Si pensamos que Kiko acabó sustituido y Fernando abrumado y con la quinta amarilla sobre sus espaldas, lo acabaremos comprendiendo todo.

Sin embargo, bueno será recordar los goles que ambos han evitado y los que han marcado, así como las actuaciones estelares que nos han brindado desde los momentos mágicos del fin de la pasada temporada.

Que Kiko Olivas y Fernando Calero son dos baluartes en este Pucela sería una canallada deportiva ponerlo en tela de juicio, porque como ya se sabe «la chepa que lucimos cuando pintan bastos es hermana del pecho que se saca cuando triunfan los oros». Así pues, ni lo uno ni lo otro.

Que ayer no fue nuestro día quedó patente desde el minuto dos con la ocasión de Alcaraz atajada por Santamaría.

Goles en acciones puntuales con fallos graves son el resultado final de un partido en el cual el acierto y la intensidad fueron blaugranas y el manejo del balón y la falta de contundencia, blanquivioletas.

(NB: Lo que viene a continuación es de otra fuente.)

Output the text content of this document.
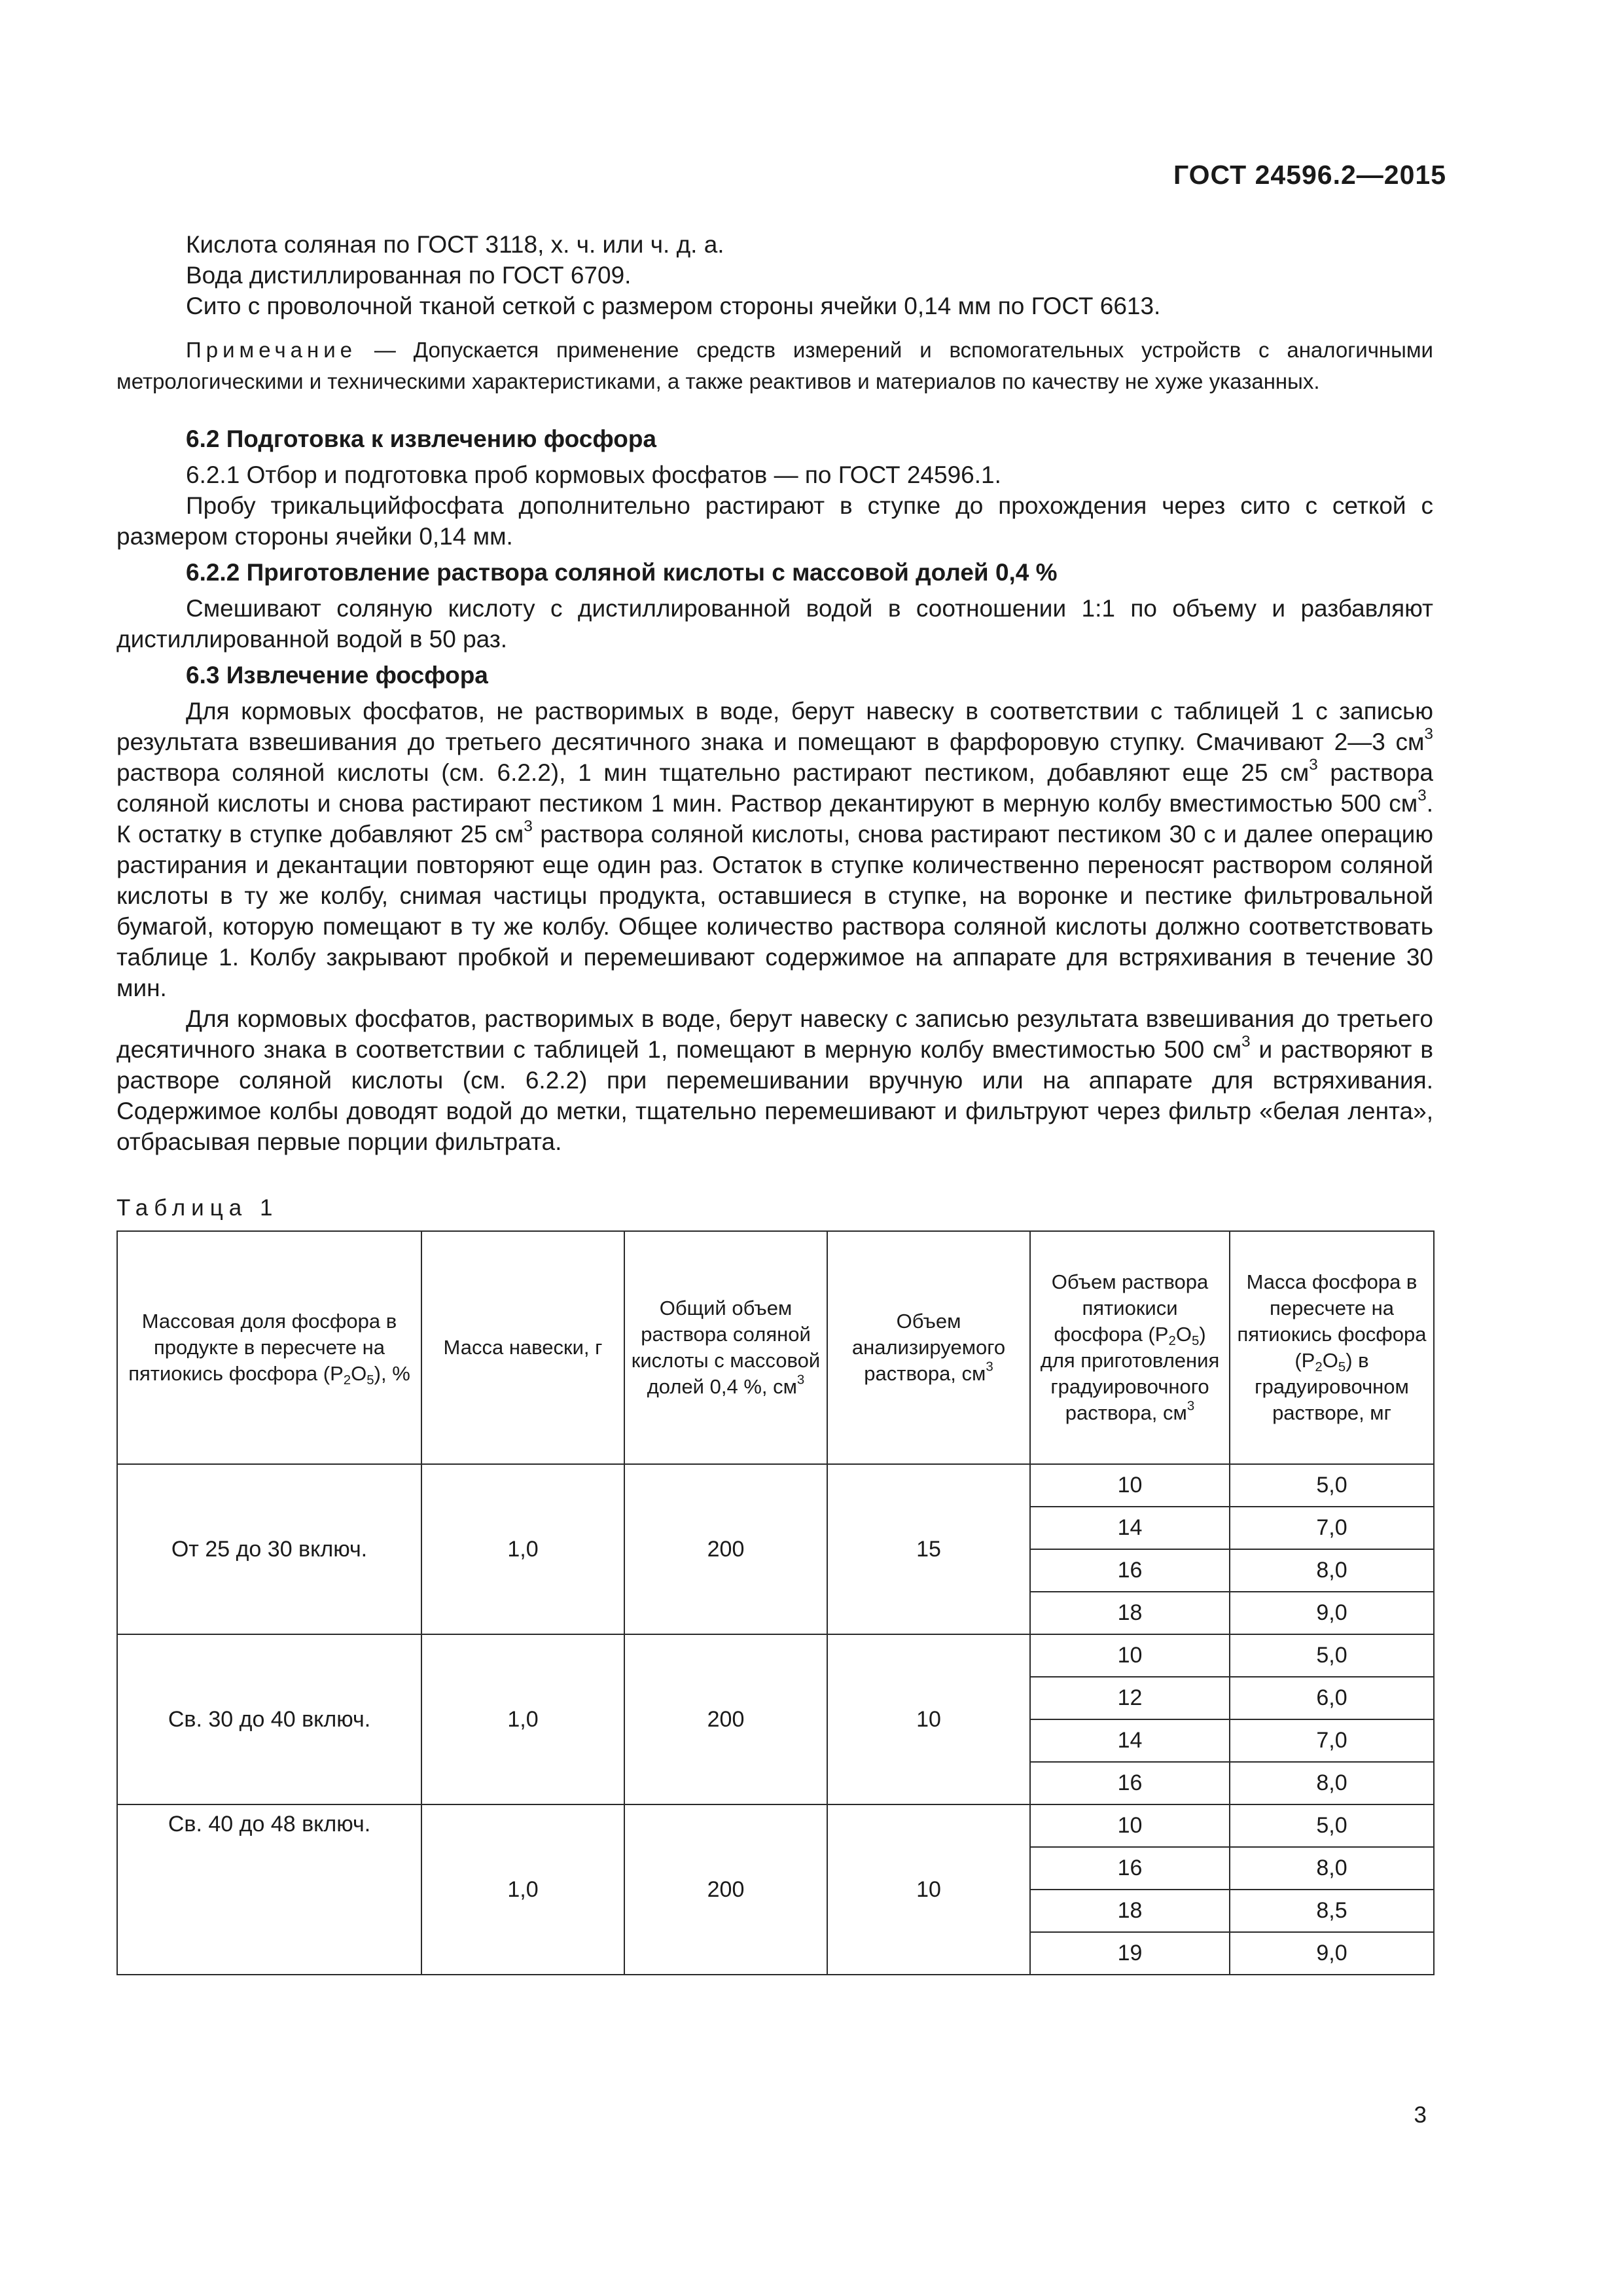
ГОСТ 24596.2—2015

Кислота соляная по ГОСТ 3118, х. ч. или ч. д. а.

Вода дистиллированная по ГОСТ 6709.

Сито с проволочной тканой сеткой с размером стороны ячейки 0,14 мм по ГОСТ 6613.

Примечание — Допускается применение средств измерений и вспомогательных устройств с аналогичными метрологическими и техническими характеристиками, а также реактивов и материалов по качеству не хуже указанных.

6.2 Подготовка к извлечению фосфора

6.2.1 Отбор и подготовка проб кормовых фосфатов — по ГОСТ 24596.1.

Пробу трикальцийфосфата дополнительно растирают в ступке до прохождения через сито с сеткой с размером стороны ячейки 0,14 мм.

6.2.2 Приготовление раствора соляной кислоты с массовой долей 0,4 %

Смешивают соляную кислоту с дистиллированной водой в соотношении 1:1 по объему и разбавляют дистиллированной водой в 50 раз.

6.3 Извлечение фосфора

Для кормовых фосфатов, не растворимых в воде, берут навеску в соответствии с таблицей 1 с записью результата взвешивания до третьего десятичного знака и помещают в фарфоровую ступку. Смачивают 2—3 $см^3$ раствора соляной кислоты (см. 6.2.2), 1 мин тщательно растирают пестиком, добавляют еще 25 $см^3$ раствора соляной кислоты и снова растирают пестиком 1 мин. Раствор декантируют в мерную колбу вместимостью 500 $см^3$. К остатку в ступке добавляют 25 $см^3$ раствора соляной кислоты, снова растирают пестиком 30 с и далее операцию растирания и декантации повторяют еще один раз. Остаток в ступке количественно переносят раствором соляной кислоты в ту же колбу, снимая частицы продукта, оставшиеся в ступке, на воронке и пестике фильтровальной бумагой, которую помещают в ту же колбу. Общее количество раствора соляной кислоты должно соответствовать таблице 1. Колбу закрывают пробкой и перемешивают содержимое на аппарате для встряхивания в течение 30 мин.

Для кормовых фосфатов, растворимых в воде, берут навеску с записью результата взвешивания до третьего десятичного знака в соответствии с таблицей 1, помещают в мерную колбу вместимостью 500 $см^3$ и растворяют в растворе соляной кислоты (см. 6.2.2) при перемешивании вручную или на аппарате для встряхивания. Содержимое колбы доводят водой до метки, тщательно перемешивают и фильтруют через фильтр «белая лента», отбрасывая первые порции фильтрата.

Таблица 1
Массовая доля фосфора в продукте в пересчете на пятиокись фосфора $(P_2O_5)$, %	Масса навески, г	Общий объем раствора соляной кислоты с массовой долей 0,4 %, $см^3$	Объем анализируемого раствора, $см^3$	Объем раствора пятиокиси фосфора $(P_2O_5)$ для приготовления градуировочного раствора, $см^3$	Масса фосфора в пересчете на пятиокись фосфора $(P_2O_5)$ в градуировочном растворе, мг
От 25 до 30 включ.	1,0	200	15	10	5,0
				14	7,0
				16	8,0
				18	9,0
Св. 30 до 40 включ.	1,0	200	10	10	5,0
				12	6,0
				14	7,0
				16	8,0
Св. 40 до 48 включ.	1,0	200	10	10	5,0
				16	8,0
				18	8,5
				19	9,0
3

Y un apunte final. Si el videoarbitraje cuenta con muchas más imágenes que las ofrecidas al telespectador cierro el comentario ya mismo. Mientras el fuera de juego de Plano es evidente por lo nítido y cercano de la imagen, en la interpretación del gol de Ávila la toma es mala, lejana y escasamente clara como para poder explicar la decisión. Hasta en eso salimos perdiendo.

Ese equipo blando hasta la desesperación, tímido y despistado que ayer jugó en El Alcoraz tiene que mutar en siete días en ese aguerrido, atento y siempre jugón que conocemos. ¡El Villareal esta ahí...!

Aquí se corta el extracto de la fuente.